Division of Radiation Oncology, Shizuoka Cancer Center Hospital, Japan.
J Radiat Res. 2011;52(4):509-15. doi: 10.1269/jrr.10184. Epub 2011 Apr 14.
Brain metastasis from esophageal carcinoma has been considered rare and survival following esophageal carcinoma with distant metastasis is poor. The purpose of this report was to clarify cumulative incidence and risk factors for brain metastasis after chemoradiotherapy for esophageal carcinoma, and to consider recommended treatments for brain metastasis from esophageal carcinoma. We reviewed 391 patients treated with chemoradiotherapy. Median age was 65 years. Clinical stages were I, II, III, and IV in 32, 47, 150, and 162 patients, respectively. Brain imaging was performed usually when patients revealed neurological symptoms. The 3-year cumulative incidence of brain metastasis after chemoradiotherapy was 6.6%. There were 4 patients with single metastasis and 8 with multiple metastases. Initial clinical stages were II, III, and IV in 1, 2, and 9 patients, respectively. Histology included squamous cell carcinoma in 10 patients and others in 2 patients. Univariate analysis demonstrated M factor, distant lymph node relapse, and recurrent lung and liver metastasis as significant risk factors of brain metastasis (P < 0.05).

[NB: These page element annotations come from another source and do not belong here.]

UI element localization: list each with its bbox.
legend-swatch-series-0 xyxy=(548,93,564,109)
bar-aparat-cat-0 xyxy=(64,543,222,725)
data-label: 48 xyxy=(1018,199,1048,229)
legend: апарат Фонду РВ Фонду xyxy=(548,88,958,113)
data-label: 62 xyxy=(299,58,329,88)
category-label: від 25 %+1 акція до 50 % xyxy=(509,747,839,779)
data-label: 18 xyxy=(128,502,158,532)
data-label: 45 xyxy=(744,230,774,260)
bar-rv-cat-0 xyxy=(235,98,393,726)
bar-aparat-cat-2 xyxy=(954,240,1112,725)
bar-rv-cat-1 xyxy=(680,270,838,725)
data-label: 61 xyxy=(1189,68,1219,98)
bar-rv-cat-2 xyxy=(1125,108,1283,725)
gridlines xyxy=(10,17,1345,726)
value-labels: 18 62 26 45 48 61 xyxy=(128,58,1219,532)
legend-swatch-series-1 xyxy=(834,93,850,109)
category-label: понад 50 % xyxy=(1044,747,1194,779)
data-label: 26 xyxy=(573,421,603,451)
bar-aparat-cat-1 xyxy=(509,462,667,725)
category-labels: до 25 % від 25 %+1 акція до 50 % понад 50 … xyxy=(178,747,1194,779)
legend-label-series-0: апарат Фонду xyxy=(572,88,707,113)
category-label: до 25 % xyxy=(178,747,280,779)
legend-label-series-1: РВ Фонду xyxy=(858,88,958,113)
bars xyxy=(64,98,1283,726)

Median survival time after diagnosis of brain metastasis was 2.1 months. Brain metastasis was not directly related to cause of mortality. The causes were extracranial tumor deterioration in 8 patients and infection in 4 patients. Brain metastasis may increase in the future with improving survival from esophageal carcinoma. However, considering the poor survival after diagnosis of brain metastasis, short-term palliative therapy for brain metastasis appears preferable to vigorous long-term therapy.

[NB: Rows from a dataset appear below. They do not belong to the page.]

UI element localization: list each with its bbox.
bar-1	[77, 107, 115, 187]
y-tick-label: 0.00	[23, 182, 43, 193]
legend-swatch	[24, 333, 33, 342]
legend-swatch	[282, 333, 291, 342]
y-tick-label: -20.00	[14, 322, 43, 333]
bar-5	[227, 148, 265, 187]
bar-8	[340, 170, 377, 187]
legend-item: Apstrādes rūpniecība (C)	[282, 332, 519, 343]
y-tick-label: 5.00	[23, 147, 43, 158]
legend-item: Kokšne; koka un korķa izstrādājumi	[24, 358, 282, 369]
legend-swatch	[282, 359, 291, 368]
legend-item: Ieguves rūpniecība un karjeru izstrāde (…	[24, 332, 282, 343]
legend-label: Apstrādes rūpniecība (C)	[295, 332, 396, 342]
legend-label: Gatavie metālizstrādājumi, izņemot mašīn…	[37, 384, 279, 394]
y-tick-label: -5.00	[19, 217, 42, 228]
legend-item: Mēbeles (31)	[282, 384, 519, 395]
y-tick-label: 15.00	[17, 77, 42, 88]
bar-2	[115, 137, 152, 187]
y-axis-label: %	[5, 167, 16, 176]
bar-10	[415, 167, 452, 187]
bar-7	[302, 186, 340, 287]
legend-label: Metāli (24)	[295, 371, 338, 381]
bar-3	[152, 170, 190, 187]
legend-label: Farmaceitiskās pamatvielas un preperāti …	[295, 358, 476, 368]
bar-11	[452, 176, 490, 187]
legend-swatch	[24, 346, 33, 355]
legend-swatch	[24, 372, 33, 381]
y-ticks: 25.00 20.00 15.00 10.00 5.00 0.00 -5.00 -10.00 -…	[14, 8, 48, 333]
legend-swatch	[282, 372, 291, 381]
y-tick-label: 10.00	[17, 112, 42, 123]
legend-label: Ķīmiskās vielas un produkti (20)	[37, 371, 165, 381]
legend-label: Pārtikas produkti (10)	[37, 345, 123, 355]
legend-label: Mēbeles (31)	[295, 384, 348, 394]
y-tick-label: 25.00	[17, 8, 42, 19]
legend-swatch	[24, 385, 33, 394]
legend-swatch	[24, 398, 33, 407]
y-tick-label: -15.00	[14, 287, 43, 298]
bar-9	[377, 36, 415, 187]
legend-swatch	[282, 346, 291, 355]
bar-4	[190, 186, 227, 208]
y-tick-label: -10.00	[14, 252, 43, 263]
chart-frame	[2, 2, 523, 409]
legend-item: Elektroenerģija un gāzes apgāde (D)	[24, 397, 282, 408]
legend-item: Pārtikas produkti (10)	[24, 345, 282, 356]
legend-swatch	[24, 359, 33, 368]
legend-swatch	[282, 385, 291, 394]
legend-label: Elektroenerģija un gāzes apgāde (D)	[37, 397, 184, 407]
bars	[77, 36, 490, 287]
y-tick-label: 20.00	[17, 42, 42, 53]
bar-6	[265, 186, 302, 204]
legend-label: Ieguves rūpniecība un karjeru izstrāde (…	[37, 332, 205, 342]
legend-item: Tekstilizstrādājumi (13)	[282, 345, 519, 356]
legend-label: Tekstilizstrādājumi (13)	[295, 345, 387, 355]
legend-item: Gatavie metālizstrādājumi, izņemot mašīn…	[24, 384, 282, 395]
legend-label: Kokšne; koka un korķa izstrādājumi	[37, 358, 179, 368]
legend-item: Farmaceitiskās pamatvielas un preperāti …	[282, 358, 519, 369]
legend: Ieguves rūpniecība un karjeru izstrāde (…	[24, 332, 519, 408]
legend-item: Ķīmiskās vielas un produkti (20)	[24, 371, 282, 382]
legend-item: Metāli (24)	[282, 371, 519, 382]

脑转移食管癌已被认为是罕见的,并且伴有远处转移的食管癌患者的生存状况较差。本报告的目的是阐明食管癌放化疗后发生脑转移的累积发生率和危险因素,并考虑食管癌脑转移的推荐治疗方法。我们回顾了 391 例接受放化疗的患者。中位年龄为 65 岁。临床分期分别为 I 期、II 期、III 期和 IV 期患者为 32、47、150 和 162 例。当患者出现神经症状时,通常会进行脑部影像学检查。放化疗后 3 年脑转移的累积发生率为 6.6%。有 4 例为单发转移,8 例为多发转移。初诊时临床分期分别为 II 期、III 期和 IV 期的患者分别为 1、2 和 9 例。组织学包括 10 例鳞状细胞癌和 2 例其他类型癌。单因素分析表明,M 因子、远处淋巴结复发、复发性肺和肝转移是脑转移的显著危险因素(P<0.05)。脑转移诊断后的中位生存时间为 2.1 个月。脑转移与死亡原因无直接关系。8 例患者因颅外肿瘤恶化,4 例患者因感染导致死亡。随着食管癌生存率的提高,脑转移的发生率可能会增加。然而,考虑到脑转移诊断后的生存状况较差,脑转移的短期姑息性治疗似乎优于长期强化治疗。